With rise in US inflation measures in May once again exceeding expectations, hopes for a less hawkish Fed have been severely dashed, especially as core inflation gauge there is pointing to growing entrenchment of higher prices. This takes us immediately to our own market in Japan where BOJ’s ongoing policy errors which we have underlined since mid-February, ever since the central bank upped its JGB purchases to suppress long term rates, have led to a severe devaluation of the yen, leading to rising imported input costs and falling real wages. 

As we also noted in this publication in early May, dangers are growing that this trend could lead to an Asian currency contagion. This is now becoming better understood and is starting to alarm capital markets. Indeed, Japan’s central bank not only looks blatantly out of touch with global pricing trends by labelling higher inflationary forces appearing onto its shores as “transitory” but as we have outlined more recently, its expectations that Japan’s CPI should hover around 2% for the foreseeable future as looking miles offside judging by the announced price hikes we are seeing across the industry. 

We see Japan’s inflation gauge spiking much further and would not be surprised to see it approaching 5% level in the second half of this year. BOJ governor, Mr. Kuroda’s recent comments that higher price trends are starting to be accepted by Japanese consumers came under heavy criticism by the general public and some law makers, forcing a rare apology that in our view is pointing to a growing intolerance of his failed economic policies that date back to Abenomics days. 

Although talks that Japan’s Ministry of Finance could stage an intervention in the currency market to stabilise the yen is getting louder, we find such a move to try offset the effects of BOJ’s own interventions in the JGB market to suppress long-term rates as being nothing short of comical. This would practically mean one of Japan’s economic policy bodies fighting market forces to try to offset the negative impact of those of another. Ultimately, we think neither would succeed and BOJ will be forced to drop its yield controls and allow longer term rates to head higher. 

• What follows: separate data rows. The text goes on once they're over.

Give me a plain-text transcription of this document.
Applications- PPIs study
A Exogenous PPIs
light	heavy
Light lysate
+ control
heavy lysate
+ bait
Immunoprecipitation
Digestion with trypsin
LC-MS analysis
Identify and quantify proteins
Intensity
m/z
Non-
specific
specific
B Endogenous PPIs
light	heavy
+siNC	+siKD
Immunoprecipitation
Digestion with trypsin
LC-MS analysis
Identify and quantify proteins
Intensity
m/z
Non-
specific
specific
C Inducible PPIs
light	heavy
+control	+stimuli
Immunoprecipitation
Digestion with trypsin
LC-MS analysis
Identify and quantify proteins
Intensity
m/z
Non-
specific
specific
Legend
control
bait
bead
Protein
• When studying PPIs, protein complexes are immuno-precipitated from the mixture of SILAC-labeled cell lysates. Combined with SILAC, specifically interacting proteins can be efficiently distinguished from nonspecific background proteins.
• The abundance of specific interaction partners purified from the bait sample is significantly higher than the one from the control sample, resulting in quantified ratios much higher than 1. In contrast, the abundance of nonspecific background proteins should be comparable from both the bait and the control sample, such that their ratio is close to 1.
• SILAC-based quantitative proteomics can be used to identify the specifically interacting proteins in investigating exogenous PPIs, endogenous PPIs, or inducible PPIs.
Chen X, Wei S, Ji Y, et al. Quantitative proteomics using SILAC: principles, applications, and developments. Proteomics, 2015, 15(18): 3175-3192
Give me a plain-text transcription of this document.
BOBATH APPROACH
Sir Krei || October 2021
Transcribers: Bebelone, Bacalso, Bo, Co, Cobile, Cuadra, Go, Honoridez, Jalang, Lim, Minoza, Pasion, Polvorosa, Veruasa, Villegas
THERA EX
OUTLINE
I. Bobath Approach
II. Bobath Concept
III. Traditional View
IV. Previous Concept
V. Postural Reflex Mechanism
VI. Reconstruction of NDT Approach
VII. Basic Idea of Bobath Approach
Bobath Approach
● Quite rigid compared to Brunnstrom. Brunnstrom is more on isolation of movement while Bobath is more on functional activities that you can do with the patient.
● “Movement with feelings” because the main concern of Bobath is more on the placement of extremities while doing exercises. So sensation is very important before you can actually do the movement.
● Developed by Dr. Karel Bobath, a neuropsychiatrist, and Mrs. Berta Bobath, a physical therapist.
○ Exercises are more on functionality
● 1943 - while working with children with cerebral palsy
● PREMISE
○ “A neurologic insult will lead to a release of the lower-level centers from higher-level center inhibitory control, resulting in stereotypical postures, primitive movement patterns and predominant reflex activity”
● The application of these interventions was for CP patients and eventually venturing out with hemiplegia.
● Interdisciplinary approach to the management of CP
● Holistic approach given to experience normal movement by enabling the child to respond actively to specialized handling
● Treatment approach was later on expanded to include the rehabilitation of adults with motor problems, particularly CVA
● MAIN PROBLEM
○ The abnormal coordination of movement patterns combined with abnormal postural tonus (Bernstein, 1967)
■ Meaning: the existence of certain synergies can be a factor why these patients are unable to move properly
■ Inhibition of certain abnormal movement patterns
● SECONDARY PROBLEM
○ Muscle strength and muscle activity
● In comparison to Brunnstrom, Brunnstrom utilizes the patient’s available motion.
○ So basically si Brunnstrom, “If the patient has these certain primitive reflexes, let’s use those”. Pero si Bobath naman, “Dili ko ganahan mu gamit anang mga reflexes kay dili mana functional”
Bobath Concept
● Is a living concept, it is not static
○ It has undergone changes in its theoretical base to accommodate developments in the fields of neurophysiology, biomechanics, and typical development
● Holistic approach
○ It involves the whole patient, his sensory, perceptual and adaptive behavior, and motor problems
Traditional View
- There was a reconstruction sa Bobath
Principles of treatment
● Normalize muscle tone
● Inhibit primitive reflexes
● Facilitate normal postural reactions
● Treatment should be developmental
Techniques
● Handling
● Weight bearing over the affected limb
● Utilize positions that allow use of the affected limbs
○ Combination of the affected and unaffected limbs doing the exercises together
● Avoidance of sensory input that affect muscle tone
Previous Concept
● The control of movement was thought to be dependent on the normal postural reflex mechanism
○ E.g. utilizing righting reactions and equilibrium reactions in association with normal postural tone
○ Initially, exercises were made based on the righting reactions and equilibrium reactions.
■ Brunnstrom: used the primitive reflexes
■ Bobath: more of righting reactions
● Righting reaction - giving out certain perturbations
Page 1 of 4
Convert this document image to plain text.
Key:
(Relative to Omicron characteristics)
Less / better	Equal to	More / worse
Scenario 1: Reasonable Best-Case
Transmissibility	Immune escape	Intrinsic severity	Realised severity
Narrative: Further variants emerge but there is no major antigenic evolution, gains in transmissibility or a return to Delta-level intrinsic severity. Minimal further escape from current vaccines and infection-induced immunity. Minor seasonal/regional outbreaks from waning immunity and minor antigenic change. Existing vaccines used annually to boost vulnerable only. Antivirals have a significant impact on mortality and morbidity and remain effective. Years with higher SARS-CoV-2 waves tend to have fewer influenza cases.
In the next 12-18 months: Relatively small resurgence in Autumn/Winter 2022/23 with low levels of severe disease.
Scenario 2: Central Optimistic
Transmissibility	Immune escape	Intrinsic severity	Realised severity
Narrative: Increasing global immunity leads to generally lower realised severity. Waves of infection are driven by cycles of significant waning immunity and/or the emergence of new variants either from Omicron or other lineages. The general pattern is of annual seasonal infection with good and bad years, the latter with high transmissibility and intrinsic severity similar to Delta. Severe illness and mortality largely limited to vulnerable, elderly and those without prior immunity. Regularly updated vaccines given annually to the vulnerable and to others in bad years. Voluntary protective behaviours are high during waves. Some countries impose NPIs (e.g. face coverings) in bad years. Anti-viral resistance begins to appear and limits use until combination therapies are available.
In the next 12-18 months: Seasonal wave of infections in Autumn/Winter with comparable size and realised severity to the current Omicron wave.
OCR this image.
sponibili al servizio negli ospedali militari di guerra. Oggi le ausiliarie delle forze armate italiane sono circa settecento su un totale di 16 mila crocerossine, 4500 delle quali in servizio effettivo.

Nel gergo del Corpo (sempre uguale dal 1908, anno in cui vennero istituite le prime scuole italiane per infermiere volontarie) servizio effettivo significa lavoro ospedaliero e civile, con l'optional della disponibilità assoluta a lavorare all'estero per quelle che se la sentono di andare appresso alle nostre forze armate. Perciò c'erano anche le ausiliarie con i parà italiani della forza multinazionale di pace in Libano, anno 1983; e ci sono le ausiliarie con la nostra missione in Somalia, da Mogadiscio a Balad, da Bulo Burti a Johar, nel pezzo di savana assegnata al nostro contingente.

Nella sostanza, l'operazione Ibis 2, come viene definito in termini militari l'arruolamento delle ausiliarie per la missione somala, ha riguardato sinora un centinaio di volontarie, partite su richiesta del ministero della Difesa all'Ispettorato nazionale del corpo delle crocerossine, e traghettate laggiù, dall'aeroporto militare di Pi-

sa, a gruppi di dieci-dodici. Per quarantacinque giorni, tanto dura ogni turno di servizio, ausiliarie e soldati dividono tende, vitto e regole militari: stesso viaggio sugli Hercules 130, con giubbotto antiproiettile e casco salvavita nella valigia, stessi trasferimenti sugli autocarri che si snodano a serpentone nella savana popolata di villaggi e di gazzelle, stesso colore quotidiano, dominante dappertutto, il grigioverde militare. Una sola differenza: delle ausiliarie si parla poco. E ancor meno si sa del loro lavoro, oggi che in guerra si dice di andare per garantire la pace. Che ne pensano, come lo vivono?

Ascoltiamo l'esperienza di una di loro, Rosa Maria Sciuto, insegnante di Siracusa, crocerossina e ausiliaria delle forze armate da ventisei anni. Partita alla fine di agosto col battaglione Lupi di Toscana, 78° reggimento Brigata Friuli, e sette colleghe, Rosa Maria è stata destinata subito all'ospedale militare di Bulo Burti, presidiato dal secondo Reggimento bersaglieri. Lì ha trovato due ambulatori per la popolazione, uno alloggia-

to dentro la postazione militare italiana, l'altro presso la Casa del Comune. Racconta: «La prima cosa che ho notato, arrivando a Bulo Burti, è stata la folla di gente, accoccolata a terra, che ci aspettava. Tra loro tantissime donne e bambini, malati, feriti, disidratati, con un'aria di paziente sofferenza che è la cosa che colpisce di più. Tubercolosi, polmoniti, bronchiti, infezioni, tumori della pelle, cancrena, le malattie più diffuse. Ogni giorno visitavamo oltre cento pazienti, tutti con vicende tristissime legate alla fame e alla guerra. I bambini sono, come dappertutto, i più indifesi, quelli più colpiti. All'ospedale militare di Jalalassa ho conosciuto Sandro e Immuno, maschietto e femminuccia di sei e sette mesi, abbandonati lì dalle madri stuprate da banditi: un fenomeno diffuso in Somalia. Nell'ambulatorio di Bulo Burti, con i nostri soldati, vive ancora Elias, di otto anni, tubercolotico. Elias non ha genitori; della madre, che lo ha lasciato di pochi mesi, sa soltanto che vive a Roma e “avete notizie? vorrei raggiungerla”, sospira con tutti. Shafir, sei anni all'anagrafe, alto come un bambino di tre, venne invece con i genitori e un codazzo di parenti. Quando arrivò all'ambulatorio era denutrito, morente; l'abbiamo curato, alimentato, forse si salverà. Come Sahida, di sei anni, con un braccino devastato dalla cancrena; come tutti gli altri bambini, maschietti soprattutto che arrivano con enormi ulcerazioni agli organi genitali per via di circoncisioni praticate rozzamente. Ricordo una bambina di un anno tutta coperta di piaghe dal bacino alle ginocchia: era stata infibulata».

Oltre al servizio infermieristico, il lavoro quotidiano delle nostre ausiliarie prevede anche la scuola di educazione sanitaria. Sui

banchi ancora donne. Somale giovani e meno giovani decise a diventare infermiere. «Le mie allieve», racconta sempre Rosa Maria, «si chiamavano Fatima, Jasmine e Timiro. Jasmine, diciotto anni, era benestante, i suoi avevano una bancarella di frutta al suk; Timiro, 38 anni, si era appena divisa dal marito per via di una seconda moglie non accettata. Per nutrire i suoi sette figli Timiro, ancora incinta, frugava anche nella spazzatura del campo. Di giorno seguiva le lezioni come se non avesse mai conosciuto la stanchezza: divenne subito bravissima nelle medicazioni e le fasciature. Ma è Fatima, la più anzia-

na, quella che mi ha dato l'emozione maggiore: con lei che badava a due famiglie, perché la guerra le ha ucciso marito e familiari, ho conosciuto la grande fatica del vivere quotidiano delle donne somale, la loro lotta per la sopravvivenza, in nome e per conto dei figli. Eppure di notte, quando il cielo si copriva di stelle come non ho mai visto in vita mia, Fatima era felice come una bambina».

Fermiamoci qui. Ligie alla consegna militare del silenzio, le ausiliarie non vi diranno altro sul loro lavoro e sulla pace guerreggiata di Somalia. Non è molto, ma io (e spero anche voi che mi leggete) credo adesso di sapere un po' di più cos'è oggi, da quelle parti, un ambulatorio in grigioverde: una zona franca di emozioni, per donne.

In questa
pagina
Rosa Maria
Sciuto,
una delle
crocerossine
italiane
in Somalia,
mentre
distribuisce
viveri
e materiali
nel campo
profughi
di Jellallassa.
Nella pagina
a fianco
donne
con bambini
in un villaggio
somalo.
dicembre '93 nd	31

We think the prospect of this major policy shift is not far away now as we sense that policy makers are starting to panic as indicated by talks of currency interventions as the weak yen is further constraining household budgets. This policy change should not only help strengthen the Japanese unit which looks grossly undervalued but it should bring with it a big pay day for those macro funds short of longer dated JGBs. It should also provide a notable rerating trigger for Japanese banks and insurance stocks which are already out-performing Topix in anticipation of this.